PEMILIHAN Kardinal Robert Francis Prevost sebagai Paus Leo XIV pada 8 Mei 2025, bukan hanya momen penting dalam sejarah Gereja Katolik, melainkan juga titik balik moral bagi dunia yang sedang kehilangan arah.
Sebagai Paus ke-267 dan yang pertama berasal dari Amerika Serikat, kehadirannya membawa pesan kuat tentang kesinambungan dan pembaruan.
Terlebih, nama "Leo" yang ia pilih bukanlah nama tanpa makna.

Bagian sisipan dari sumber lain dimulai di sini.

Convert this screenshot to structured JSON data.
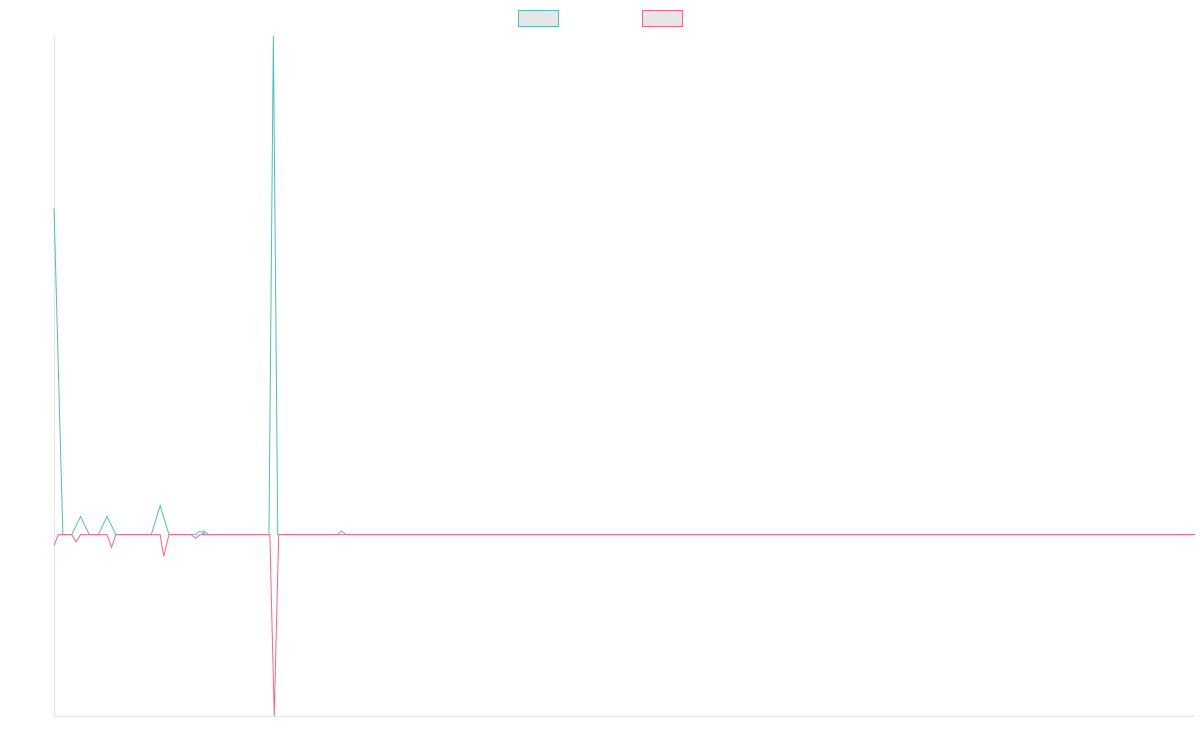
{
  "chart_data": {
    "type": "line",
    "title": "",
    "xlabel": "",
    "ylabel": "",
    "legend_position": "top-center",
    "grid": false,
    "x_count": 130,
    "ylim": [
      -100,
      275
    ],
    "series": [
      {
        "color": "#4bc0c0",
        "fill": "#e6e6e6",
        "points": [
          {
            "x": 0,
            "y": 180
          },
          {
            "x": 1,
            "y": 0
          },
          {
            "x": 2,
            "y": 0
          },
          {
            "x": 3,
            "y": 10
          },
          {
            "x": 4,
            "y": 0
          },
          {
            "x": 5,
            "y": 0
          },
          {
            "x": 6,
            "y": 10
          },
          {
            "x": 7,
            "y": 0
          },
          {
            "x": 11,
            "y": 0
          },
          {
            "x": 12,
            "y": 16
          },
          {
            "x": 13,
            "y": 0
          },
          {
            "x": 16,
            "y": 0
          },
          {
            "x": 16.5,
            "y": 2
          },
          {
            "x": 17,
            "y": 0
          },
          {
            "x": 16.9,
            "y": 2
          },
          {
            "x": 17.5,
            "y": 0
          },
          {
            "x": 24.3,
            "y": 0
          },
          {
            "x": 24.8,
            "y": 275
          },
          {
            "x": 25.3,
            "y": 0
          },
          {
            "x": 32,
            "y": 0
          },
          {
            "x": 32.5,
            "y": 2
          },
          {
            "x": 33,
            "y": 0
          },
          {
            "x": 129,
            "y": 0
          }
        ]
      },
      {
        "color": "#ff6384",
        "fill": "#e6e6e6",
        "points": [
          {
            "x": 0,
            "y": -6
          },
          {
            "x": 0.5,
            "y": 0
          },
          {
            "x": 2,
            "y": 0
          },
          {
            "x": 2.5,
            "y": -4
          },
          {
            "x": 3,
            "y": 0
          },
          {
            "x": 6,
            "y": 0
          },
          {
            "x": 6.5,
            "y": -7
          },
          {
            "x": 7,
            "y": 0
          },
          {
            "x": 12,
            "y": 0
          },
          {
            "x": 12.4,
            "y": -12
          },
          {
            "x": 13,
            "y": 0
          },
          {
            "x": 15.5,
            "y": 0
          },
          {
            "x": 16,
            "y": -2
          },
          {
            "x": 16.5,
            "y": 0
          },
          {
            "x": 24.4,
            "y": 0
          },
          {
            "x": 24.9,
            "y": -100
          },
          {
            "x": 25.4,
            "y": 0
          },
          {
            "x": 129,
            "y": 0
          }
        ]
      }
    ]
  }
}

Ia menjadi Paus ke-14 yang menggunakan nama itu, nama yang membawa gema sejarah kepausan yang pernah menyalakan obor keadilan sosial di kala Paus Leo XIII menjabat.
Lahir di Chicago pada 14 September 1955, Paus Leo XIV berasal dari Ordo Santo Agustinus, tarekat religius yang menjunjung tinggi hidup bersama dan pelayanan umat.
Ia telah mengabdi di berbagai belahan dunia, khususnya Amerika Latin, dengan pengalaman mendalam dalam hukum kanonik, pendidikan teologi, dan karya pastoral.
Kini, di tengah dunia yang dilanda ketegangan geopolitik, krisis ekologis, dan ketimpangan sosial mencolok, Gereja Katolik berada di persimpangan sejarah: melanjutkan ritus atau menjadi suara kenabian.
Paus Leo XIV dihadapkan pada tantangan yang lebih kompleks dibanding para pendahulunya. Dunia modern tidak hanya haus akan jawaban spiritual, tetapi juga menanti sikap tegas dari lembaga keagamaan terhadap berbagai persoalan struktural: dari eksploitasi tenaga kerja, kerusakan lingkungan, hingga diskriminasi yang terus mengakar.
Baca juga: Profil Paus Leo XIV Robert Prevost, Orang Amerika yang Soft Spoken
Dalam konteks ini, nama Leo tak bisa dilepaskan dari sosok besar Paus Leo XIII (1878–1903), yang melalui ensiklik Rerum Novarum mengawali tradisi ajaran sosial Gereja Katolik.
Rerum Novarum, yang diterbitkan pada 15 Mei 1891, menjadi tonggak moral Gereja terhadap realitas pasca-Revolusi Industri.
Dokumen ini menyerukan keadilan bagi kaum buruh, mendukung serikat pekerja, menjunjung hak atas milik pribadi yang disertai tanggung jawab sosial, serta menegaskan peran negara dalam melindungi yang lemah.
Dalam bahasa masa kini, Paus Leo XIII telah menyerukan perlunya keberpihakan. Keberpihakan yang tidak partisan, melainkan profetik berpihak pada kebenaran, kemanusiaan, dan martabat hidup.
Kini, lebih dari seabad kemudian, tantangan serupa hadir dalam wujud baru: buruh dalam ekosistem digital, pemiskinan struktural akibat krisis iklim, dan eksklusi sosial yang meluas.
Dunia menanti, apakah Paus Leo XIV akan menggemakan kembali semangat Rerum Novarum dalam konteks kontemporer, dan menjadikan Gereja sebagai suara moral global yang berpijak pada kenyataan, bukan sekadar doktrin.
Paus Leo XIV membawa serta modal pengalaman yang sarat makna dalam mengemban tugas tertinggi Gereja Katolik.
Sebagai misionaris di Peru sejak pertengahan 1980-an, dan kemudian menjabat sebagai Uskup Chiclayo hingga 2023, ia tidak melayani umat dari kejauhan, melainkan hidup bersama mereka—merasakan langsung penderitaan, ketidakadilan, dan harapan yang lahir dari keterbatasan hidup sehari-hari.